One of the benefits of Uber and Waze, to cite just two, is that these companies have disrupted highly regulated parts of our lives. Bitcoin shows the promise to do the same in monetary matters and other financial services. Further efforts to innovate in financial markets will improve our lives (e.g. Apple Pay), expand sources of capital (e.g. hedge fund commercial lending) and foster new financial services (e.g. C2FO).
This article, "What Failure of Macroeconomics", provides an interesting analysis of the last banking crisis in 2008. Three key points:
"Banks emulate each others' strategies...., they herd.

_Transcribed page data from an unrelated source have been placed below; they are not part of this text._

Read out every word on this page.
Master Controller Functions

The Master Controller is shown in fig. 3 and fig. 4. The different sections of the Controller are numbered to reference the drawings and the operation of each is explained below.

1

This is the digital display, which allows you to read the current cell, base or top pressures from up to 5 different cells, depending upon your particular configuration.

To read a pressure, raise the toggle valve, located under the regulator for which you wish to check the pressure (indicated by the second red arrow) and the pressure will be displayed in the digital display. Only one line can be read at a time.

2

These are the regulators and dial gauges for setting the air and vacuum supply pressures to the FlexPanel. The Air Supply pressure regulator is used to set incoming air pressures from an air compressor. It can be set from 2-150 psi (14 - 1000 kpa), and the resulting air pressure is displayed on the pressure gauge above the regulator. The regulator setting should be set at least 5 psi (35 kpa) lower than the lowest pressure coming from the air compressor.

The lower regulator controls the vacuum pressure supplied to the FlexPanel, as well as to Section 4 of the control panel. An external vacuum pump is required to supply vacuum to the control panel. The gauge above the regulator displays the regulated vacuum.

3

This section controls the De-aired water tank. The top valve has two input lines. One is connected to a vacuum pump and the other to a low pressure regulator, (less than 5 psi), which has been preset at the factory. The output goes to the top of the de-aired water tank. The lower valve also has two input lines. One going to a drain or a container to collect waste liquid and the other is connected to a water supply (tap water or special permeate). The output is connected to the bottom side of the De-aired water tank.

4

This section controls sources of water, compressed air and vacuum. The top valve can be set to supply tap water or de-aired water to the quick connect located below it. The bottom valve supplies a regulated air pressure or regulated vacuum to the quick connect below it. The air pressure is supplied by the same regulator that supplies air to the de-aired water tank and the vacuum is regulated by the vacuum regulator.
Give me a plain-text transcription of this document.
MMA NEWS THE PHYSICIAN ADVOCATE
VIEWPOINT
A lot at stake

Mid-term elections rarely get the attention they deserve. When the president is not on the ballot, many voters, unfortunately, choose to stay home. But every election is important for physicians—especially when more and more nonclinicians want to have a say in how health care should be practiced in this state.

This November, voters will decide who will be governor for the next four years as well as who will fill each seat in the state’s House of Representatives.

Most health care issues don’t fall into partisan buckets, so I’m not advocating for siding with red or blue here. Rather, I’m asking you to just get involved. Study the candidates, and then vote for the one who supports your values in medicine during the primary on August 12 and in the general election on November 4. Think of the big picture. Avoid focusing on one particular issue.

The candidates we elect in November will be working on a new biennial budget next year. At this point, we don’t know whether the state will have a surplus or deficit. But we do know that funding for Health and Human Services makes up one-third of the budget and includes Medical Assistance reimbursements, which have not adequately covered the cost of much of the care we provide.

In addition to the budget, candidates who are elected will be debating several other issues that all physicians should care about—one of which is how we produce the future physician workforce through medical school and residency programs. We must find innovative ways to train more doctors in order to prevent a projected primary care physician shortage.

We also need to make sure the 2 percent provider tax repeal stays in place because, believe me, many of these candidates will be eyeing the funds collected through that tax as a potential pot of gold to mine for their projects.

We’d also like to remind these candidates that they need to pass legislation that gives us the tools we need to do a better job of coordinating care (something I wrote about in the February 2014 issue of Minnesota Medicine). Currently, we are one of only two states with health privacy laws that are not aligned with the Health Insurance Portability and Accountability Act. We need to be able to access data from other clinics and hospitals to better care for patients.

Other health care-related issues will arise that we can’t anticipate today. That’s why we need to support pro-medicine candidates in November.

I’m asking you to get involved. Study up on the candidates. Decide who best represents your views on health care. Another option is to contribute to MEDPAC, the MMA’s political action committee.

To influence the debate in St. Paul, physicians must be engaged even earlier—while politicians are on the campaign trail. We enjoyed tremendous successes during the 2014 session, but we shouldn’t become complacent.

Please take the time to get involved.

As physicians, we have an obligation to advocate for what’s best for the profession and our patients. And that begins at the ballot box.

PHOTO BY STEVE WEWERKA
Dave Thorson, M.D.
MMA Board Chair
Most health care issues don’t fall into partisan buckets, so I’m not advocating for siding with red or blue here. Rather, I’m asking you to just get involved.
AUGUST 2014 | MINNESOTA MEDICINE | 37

The failure of one is therefore likely to be correlated with the failure of others.
One bank's failure will have a chilling effect on others; they'll try to hoard cash by withdrawing credit.

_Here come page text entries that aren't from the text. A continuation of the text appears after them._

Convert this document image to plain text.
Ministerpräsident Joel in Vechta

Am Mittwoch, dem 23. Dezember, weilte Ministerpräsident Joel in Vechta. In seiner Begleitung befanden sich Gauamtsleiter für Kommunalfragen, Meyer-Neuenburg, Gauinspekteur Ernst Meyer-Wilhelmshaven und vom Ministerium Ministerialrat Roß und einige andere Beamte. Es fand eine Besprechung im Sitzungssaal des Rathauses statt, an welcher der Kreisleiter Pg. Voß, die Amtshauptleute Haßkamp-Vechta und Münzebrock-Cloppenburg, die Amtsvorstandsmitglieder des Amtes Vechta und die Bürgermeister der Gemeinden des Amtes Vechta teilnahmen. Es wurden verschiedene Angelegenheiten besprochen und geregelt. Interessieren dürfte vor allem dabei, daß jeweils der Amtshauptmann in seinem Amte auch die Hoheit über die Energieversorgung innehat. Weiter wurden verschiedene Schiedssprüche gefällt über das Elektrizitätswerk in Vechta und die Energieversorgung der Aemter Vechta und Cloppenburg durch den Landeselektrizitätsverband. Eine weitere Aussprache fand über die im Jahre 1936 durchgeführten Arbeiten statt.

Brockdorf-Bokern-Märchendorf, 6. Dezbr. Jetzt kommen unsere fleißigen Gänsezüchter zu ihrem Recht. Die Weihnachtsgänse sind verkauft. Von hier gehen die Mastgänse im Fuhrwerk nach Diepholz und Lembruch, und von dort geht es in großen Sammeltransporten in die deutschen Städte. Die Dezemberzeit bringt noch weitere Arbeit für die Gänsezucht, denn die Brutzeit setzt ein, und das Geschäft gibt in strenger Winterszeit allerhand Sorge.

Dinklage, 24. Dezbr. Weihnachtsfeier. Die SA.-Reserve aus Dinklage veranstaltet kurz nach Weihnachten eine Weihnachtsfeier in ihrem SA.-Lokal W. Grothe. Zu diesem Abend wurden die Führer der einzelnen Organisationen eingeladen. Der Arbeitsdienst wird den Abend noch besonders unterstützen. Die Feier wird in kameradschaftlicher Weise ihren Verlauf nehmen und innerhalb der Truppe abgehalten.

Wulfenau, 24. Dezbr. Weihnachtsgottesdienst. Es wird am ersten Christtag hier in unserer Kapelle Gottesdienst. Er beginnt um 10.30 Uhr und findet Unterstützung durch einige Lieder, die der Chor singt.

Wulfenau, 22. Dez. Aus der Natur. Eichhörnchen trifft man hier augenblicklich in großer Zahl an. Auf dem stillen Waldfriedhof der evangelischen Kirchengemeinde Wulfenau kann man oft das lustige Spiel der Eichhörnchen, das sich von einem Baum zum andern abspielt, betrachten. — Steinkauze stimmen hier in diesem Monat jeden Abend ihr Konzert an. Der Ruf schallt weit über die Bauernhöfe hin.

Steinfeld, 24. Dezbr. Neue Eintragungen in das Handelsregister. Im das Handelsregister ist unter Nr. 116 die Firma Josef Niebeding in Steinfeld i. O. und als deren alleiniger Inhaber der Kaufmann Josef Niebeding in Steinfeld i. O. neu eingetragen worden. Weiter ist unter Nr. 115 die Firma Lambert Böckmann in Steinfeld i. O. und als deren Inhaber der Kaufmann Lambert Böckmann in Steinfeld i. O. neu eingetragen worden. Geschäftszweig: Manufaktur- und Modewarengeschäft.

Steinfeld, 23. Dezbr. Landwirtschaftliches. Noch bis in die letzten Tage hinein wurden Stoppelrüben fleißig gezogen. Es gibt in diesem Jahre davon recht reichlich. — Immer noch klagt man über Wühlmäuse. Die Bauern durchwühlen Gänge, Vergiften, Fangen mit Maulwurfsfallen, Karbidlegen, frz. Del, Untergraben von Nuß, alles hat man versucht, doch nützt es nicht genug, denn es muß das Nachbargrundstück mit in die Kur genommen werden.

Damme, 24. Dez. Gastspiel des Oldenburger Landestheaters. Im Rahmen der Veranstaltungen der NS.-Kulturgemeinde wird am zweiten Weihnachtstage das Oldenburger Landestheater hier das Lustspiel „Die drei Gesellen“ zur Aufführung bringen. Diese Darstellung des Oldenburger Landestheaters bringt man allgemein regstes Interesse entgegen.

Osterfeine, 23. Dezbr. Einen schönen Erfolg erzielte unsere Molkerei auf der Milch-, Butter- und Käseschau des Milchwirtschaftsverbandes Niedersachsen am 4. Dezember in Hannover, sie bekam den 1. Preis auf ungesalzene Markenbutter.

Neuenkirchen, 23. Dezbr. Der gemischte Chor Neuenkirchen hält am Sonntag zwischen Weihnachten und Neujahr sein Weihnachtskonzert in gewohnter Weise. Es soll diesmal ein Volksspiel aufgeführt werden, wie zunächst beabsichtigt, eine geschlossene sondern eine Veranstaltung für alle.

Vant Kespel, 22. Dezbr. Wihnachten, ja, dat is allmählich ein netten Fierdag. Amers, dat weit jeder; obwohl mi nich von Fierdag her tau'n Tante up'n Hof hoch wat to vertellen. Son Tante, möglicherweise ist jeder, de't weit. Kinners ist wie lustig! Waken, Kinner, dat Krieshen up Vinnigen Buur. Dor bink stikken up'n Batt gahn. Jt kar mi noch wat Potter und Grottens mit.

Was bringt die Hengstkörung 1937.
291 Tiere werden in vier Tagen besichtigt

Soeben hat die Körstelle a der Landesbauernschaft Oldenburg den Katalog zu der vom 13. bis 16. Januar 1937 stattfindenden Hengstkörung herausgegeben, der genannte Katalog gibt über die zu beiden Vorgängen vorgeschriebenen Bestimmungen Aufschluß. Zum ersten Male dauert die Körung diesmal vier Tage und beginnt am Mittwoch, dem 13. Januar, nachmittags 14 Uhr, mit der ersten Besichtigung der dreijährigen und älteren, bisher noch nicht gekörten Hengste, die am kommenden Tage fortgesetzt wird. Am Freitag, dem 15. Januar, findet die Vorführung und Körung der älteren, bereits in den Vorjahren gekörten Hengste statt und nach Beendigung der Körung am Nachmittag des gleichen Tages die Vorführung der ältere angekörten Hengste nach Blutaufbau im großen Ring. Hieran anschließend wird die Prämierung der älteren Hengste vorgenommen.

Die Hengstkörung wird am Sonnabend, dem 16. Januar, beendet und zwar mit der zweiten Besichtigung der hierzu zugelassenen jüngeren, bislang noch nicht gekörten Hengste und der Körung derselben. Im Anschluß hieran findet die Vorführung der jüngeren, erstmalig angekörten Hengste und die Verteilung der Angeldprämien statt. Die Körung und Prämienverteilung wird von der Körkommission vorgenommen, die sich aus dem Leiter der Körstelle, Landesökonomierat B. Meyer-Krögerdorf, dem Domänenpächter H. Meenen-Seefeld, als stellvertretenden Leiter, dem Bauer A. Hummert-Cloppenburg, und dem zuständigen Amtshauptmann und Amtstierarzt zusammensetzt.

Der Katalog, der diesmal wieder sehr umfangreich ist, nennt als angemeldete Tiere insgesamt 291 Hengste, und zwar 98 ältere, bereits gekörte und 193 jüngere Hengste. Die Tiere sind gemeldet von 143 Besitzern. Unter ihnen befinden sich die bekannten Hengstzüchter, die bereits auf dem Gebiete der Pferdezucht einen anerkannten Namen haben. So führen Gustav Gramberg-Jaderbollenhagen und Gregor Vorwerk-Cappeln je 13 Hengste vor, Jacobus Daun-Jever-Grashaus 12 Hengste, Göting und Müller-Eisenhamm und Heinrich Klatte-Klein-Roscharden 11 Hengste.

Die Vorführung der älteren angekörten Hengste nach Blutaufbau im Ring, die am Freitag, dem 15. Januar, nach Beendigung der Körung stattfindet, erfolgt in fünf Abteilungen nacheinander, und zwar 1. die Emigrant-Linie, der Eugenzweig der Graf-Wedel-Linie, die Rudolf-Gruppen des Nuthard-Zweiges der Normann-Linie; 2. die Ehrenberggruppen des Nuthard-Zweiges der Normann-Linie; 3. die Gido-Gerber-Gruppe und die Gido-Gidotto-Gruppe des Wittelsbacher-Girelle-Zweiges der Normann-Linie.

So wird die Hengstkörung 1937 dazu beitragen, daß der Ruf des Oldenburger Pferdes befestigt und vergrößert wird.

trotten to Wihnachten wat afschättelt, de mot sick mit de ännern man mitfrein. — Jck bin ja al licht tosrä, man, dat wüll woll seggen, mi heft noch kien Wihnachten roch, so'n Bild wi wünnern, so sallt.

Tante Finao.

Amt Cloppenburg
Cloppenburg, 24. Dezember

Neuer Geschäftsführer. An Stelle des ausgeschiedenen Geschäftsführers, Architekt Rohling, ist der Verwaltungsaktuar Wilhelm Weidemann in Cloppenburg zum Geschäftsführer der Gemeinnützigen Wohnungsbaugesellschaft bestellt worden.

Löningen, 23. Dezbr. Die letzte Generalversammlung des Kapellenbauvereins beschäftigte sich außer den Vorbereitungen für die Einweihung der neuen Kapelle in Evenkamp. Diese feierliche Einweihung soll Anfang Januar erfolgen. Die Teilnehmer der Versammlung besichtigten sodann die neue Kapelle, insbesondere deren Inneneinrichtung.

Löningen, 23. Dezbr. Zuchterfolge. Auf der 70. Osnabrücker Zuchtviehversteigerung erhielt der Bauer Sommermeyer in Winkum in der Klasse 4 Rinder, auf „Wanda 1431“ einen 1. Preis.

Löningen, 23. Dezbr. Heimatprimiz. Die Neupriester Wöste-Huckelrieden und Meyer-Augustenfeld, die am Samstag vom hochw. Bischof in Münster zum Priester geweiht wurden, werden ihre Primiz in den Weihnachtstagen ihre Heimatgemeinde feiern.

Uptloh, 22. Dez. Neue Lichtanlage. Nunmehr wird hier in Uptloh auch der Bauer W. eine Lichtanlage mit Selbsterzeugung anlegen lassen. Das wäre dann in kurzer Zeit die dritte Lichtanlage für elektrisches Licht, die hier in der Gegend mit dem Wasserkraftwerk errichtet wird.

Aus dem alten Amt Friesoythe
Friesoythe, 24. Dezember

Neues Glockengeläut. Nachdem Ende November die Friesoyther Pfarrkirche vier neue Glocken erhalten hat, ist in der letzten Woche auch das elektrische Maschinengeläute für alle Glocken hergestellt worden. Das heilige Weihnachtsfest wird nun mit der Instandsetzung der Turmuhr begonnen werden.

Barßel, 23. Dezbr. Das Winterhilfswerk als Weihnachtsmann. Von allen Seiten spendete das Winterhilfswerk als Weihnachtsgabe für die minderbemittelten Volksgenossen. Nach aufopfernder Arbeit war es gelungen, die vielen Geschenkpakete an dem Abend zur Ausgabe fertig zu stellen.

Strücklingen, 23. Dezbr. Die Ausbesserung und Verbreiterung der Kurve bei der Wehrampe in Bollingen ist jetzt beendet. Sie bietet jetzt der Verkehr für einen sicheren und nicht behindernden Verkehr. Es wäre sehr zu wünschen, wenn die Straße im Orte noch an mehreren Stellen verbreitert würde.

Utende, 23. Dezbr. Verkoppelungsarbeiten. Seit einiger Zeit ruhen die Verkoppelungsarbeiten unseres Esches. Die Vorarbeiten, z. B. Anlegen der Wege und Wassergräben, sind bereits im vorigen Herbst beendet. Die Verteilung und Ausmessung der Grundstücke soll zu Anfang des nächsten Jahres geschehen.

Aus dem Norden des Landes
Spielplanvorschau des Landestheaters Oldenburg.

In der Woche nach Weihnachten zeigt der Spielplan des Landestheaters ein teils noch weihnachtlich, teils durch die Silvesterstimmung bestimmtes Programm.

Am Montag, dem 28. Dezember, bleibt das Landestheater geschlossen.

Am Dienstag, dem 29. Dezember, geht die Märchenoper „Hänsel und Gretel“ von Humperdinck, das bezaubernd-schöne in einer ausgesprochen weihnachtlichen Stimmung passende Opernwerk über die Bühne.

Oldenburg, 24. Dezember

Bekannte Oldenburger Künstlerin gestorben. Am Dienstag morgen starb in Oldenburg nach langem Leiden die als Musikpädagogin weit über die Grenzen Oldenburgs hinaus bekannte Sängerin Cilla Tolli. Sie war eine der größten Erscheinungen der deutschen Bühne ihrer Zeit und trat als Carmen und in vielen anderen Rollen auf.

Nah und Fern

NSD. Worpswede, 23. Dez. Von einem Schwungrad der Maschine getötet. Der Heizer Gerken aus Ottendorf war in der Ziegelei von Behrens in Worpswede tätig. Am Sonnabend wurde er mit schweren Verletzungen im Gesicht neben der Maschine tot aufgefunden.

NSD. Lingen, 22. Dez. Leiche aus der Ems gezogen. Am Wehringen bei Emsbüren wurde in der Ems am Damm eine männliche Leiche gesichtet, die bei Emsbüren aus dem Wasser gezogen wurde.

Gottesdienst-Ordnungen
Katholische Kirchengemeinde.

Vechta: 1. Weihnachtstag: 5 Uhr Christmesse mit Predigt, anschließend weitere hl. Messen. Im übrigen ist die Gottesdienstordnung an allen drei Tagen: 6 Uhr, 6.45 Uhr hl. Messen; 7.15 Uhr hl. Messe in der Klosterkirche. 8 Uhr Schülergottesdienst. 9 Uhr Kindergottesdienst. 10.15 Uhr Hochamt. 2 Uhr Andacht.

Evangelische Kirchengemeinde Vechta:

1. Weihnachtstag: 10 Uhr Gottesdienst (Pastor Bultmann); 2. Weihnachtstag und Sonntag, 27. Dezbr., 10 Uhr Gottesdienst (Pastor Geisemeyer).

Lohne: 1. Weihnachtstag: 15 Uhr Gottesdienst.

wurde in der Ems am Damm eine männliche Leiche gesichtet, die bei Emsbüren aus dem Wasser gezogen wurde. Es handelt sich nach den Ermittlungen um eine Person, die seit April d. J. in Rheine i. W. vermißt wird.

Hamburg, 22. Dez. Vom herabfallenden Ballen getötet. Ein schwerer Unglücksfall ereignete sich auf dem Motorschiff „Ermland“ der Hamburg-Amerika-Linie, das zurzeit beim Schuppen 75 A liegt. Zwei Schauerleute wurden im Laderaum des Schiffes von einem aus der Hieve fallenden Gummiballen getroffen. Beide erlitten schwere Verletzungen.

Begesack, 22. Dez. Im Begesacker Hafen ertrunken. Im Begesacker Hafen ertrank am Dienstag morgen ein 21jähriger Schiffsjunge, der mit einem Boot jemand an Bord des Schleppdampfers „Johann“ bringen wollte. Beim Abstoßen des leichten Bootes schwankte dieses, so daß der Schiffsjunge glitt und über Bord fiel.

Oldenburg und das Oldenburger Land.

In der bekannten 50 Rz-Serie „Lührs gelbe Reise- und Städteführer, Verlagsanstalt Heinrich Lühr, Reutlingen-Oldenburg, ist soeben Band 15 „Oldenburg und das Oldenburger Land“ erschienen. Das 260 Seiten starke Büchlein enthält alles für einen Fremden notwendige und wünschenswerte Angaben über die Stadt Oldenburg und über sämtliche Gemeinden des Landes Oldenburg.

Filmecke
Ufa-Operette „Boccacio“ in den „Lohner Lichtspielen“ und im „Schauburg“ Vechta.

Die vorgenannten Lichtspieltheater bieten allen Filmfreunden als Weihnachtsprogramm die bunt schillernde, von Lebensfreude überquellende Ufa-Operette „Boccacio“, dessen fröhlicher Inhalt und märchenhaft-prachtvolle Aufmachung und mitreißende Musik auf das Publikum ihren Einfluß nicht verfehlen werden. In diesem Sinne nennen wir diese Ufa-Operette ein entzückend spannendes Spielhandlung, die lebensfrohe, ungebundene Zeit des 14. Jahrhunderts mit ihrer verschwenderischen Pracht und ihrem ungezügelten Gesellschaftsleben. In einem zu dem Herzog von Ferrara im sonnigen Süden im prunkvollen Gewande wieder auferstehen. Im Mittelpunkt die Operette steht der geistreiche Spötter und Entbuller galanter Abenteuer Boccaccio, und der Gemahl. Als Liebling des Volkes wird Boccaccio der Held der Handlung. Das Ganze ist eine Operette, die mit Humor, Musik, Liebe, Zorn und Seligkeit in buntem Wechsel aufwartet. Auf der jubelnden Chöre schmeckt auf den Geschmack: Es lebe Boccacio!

Non-financial firms [commercial enterprises] can't easily switch away from bank finance."
As more and more companies continue to disrupt the regulated financial service(s) industry, the reliance on commercial banks for finance will be reduced. As this reliance on commercial banks declines, the impact of changes (wild swings) in bank commercial lending levels will be reduced. That is undoubtedly a good thing as the possibility of a future banking crisis is diminished.
One issue to ponder. If commercial banks play a smaller role in commercial finance, will the Fed still be able to effectively control the money supply. How will the government manage economic policy without an effective Fed. Don't lose sleep over this question and the upcoming inability of the government to effect economic policy. We will just sort it all out in the new, disrupted, innovative financial services market.
This post may just sound like another commercial for FA Hayek, but I think regulated industries disrupted by a Bitcoin or an Uber strongly suggests that the role of government will be reduced in the future. What the new, reduced scope of government should be is the really interesting question.